The Future is Already Here
“This is Native Land” may reflect on centuries of history, but its gaze is fixed forward: grounded in an ancestral truth, but ready for whatever lies ahead.
“When I think of Indigenous futures,” Miller reflects, “it looks like whatever Native children can imagine.”
Part exhibit, part blueprint, “This is Native Land” is a call to remember that Indigenous history doesn’t live behind glass in a museum. It walks, speaks, laughs and creates. Indigenous stories belong to the future just as much as the past. “I wanted Native children to see their experiences validated,” Miller says. “I wanted them to have the opportunity to tell their stories.”
Outside the museum, the waterway glints under an autumn sun.

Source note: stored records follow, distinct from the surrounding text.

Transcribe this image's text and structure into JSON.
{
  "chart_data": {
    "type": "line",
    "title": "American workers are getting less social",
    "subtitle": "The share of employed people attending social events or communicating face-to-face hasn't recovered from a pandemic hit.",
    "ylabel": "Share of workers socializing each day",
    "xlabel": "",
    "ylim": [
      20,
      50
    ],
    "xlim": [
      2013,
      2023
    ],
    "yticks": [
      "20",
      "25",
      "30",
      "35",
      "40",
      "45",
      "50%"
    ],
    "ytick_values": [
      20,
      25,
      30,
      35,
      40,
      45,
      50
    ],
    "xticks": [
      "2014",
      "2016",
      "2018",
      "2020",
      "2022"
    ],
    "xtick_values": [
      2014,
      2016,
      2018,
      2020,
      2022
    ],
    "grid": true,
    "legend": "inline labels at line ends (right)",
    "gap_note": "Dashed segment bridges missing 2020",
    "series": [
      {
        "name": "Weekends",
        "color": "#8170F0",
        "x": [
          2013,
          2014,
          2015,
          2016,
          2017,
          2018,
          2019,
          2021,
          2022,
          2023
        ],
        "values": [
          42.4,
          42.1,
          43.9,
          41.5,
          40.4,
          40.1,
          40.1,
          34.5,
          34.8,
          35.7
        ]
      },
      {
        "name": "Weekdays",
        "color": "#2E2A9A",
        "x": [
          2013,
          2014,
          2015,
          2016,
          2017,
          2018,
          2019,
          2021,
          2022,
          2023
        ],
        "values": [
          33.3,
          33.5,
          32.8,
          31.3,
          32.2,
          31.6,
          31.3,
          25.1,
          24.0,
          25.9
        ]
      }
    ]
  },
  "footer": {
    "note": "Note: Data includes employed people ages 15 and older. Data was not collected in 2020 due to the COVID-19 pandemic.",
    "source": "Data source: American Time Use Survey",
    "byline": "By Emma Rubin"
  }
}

Students cross the 21st Street Bridge as the Puyallup River winds quietly toward Commencement Bay, carrying centuries of memory in its current.
It’s easy, standing there, to think of how much The City of Destiny has changed, but “This is Native Land” reminds us how much hasn’t.
The South Sound has always been Indigenous. The stories, the histories, the languages — they never left.
Through Dr. Miller’s work, they’re being heard.
You’ll hear them in the galleries this fall. You’ll hear them on campus. And if you listen closely enough, you’ll realize they’ve been here all along — in classrooms, in museums and in the futures Indigenous children are already imagining.
“This Is Native Land” is open now at the Washington State History Museum in Tacoma. Admission to the museum is free for UW Tacoma students. Dr. Danica Sterud Miller is an Associate Professor of American Indian Studies at UW Tacoma and a member of the Puyallup Tribe of Indians.